Martabat Manusia: Titik Berangkat Ajaran Gereja
Gereja Katolik selalu mendasarkan ajaran moralnya pada keyakinan bahwa manusia merupakan ciptaan menurut gambar dan rupa Allah (Kej 1:27). Artinya, setiap manusia, tanpa memandang dosa, kesalahan, atau kondisi hidupnya memiliki martabat yang sama
Paus Yohanes Paulus II dalam Evangelium Vitae menegaskan bahwa hidup manusia adalah “sakral” dan “tidak tersentuh”. Gereja memang pernah membolehkan hukuman mati secara sangat terbatas pada masa-masa ketika negara belum memiliki kemampuan melindungi masyarakat tanpa menghilangkan nyawa pelaku. Namun perkembangan moral dan teknologi hukum membuat alasan itu tidak lagi relevan.
Pada tahun 2018, Paus Fransiskus memperbarui Katekismus dengan pernyataan tegas. Pernyataan yang terbaru adalah bahwa hukuman mati dalam bentuk apapaun tidak dapat diterima (inadmissible). Hal ini berdasarkan bahwa hukuman mati menyerang martabat pribadi manusia. Dengan dasar ini, Gereja berdiri jelas bahwa kejahatan, seberat apa pun, tidak mampu menghapus nilai kehidupan seseorang.
Evolusi Ajaran Gereja: Dari Pembolehan Terbatas ke Penolakan Total
Ajaran Gereja mengenai hukuman mati bukanlah perubahan instan, tetapi hasil refleksi panjang tentang martabat manusia dan perkembangan masyarakat modern. Pada zaman dahulu, hukuman mati merupakan cara untuk mempertahankan ketertiban publik. Gereja tidak mendukungnya secara penuh, tetapi mengizinkannya ketika negara tidak memiliki pilihan lain.
Namun seiring berkembangnya sistem hukum, teknologi keamanan, dan kesadaran HAM, negara kini memiliki banyak cara melindungi masyarakat tanpa mengambil nyawa siapa pun. Di sinilah perubahan moral Gereja terjadi. Gereja akhirnya memutuskan dari membatasi hingga akhirnya menolak sepenuhnya.
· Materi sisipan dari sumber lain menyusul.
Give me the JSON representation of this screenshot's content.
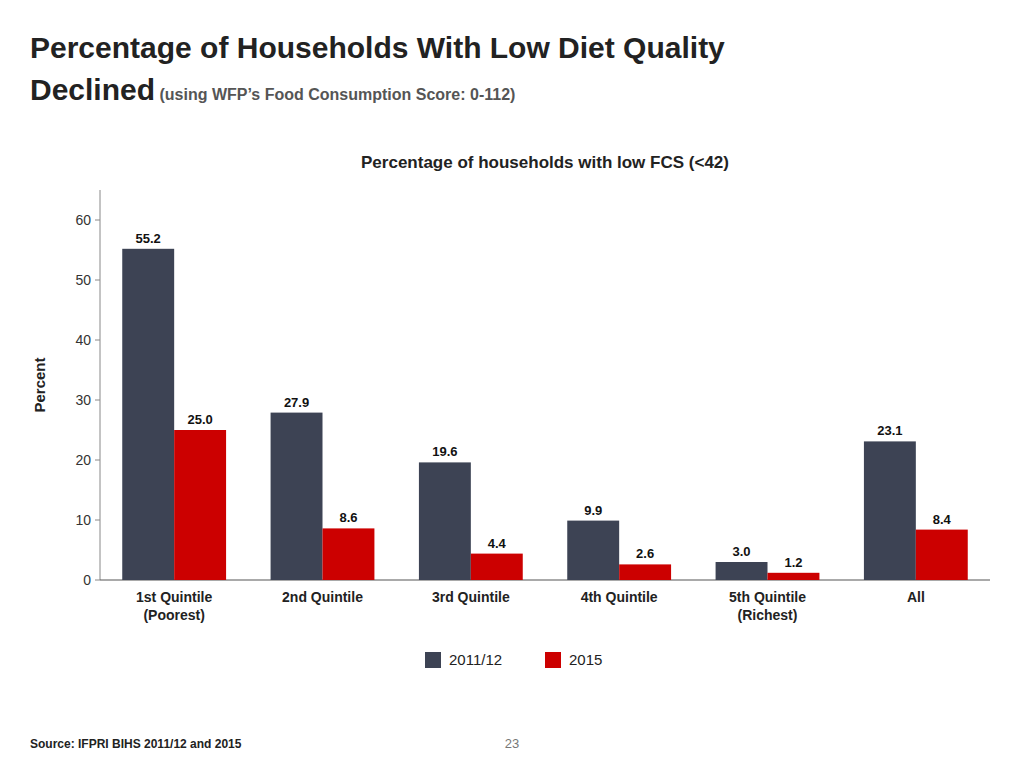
{
  "heading": [
    "Percentage of Households With Low Diet Quality",
    "Declined"
  ],
  "heading_note": " (using WFP’s Food Consumption Score: 0-112)",
  "source": "Source: IFPRI BIHS 2011/12 and 2015",
  "page_number": "23",
  "chart_data": {
    "type": "bar",
    "title": "Percentage of households with low FCS (<42)",
    "categories": [
      "1st Quintile\n(Poorest)",
      "2nd Quintile",
      "3rd Quintile",
      "4th Quintile",
      "5th Quintile\n(Richest)",
      "All"
    ],
    "series": [
      {
        "name": "2011/12",
        "color": "#3d4354",
        "values": [
          55.2,
          27.9,
          19.6,
          9.9,
          3.0,
          23.1
        ],
        "value_labels": [
          "55.2",
          "27.9",
          "19.6",
          "9.9",
          "3.0",
          "23.1"
        ]
      },
      {
        "name": "2015",
        "color": "#cc0000",
        "values": [
          25.0,
          8.6,
          4.4,
          2.6,
          1.2,
          8.4
        ],
        "value_labels": [
          "25.0",
          "8.6",
          "4.4",
          "2.6",
          "1.2",
          "8.4"
        ]
      }
    ],
    "ylabel": "Percent",
    "ylim": [
      0,
      65
    ],
    "yticks": [
      0,
      10,
      20,
      30,
      40,
      50,
      60
    ],
    "grid": false,
    "legend": "bottom",
    "data_labels": true
  }
}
Paus Fransiskus menekankan bahwa belas kasih dan pemulihan sejati tidak dapat terjadi jika dengan membalas kekerasan dengan kekerasan. Hukuman mati, apa pun alasannya, “bertentangan dengan Injil”. Pandangan ini menunjukkan bahwa Gereja semakin menyadari bahwa relasi manusia harus ada atas rasa kesalingan, bukan pembalasan.
Ketidakadilan Struktural: Perspektif Humanis dan Mubadalah
Masalah terbesar dari hukuman mati bukan hanya soal moral, tetapi juga soal struktur sosial yang timpang. Banyak penelitian menunjukkan bahwa hukuman mati sering jatuh lebih berat pada mereka orang miskin, dan mereka yang tidak memiliki akses bantuan hukum memadai. Selain itu ketimpangan juga akan terjadi kepada mereka kelompok minoritas atau mereka yang lebih rentan dalam sistem peradilan.
Dalam banyak kasus, hukuman mati mencerminkan bias sosial, bukan keadilan yang sejati. Pendekatan dengan prinsip kesalingan, mengajak kita untuk melihat semua pihak sebagai subjek. Subjek tersebut adalah korban kejahatan, pelaku, keluarga korban, keluarga pelaku, serta masyarakat.
Semua memiliki luka, semua memiliki martabat, dan semua membutuhkan keadilan yang tidak merendahkan kemanusiaan. Dengan demikian, hukuman mati tidak menyelesaikan luka sosial, ia hanya memotong satu rantai tanpa memulihkan apa pun.
Peran Gereja: Membela Kehidupan di Tengah Ketidakpastian
Salah satu alasan Gereja menolak hukuman mati adalah karena Gereja mengedepankan keadilan restoratif, bukan retributif. Keadilan restoratif sendiri berfokus pada pemulihan korban, pertobatan pelaku, rekonsiliasi sosial, dan penyembuhan komunitas.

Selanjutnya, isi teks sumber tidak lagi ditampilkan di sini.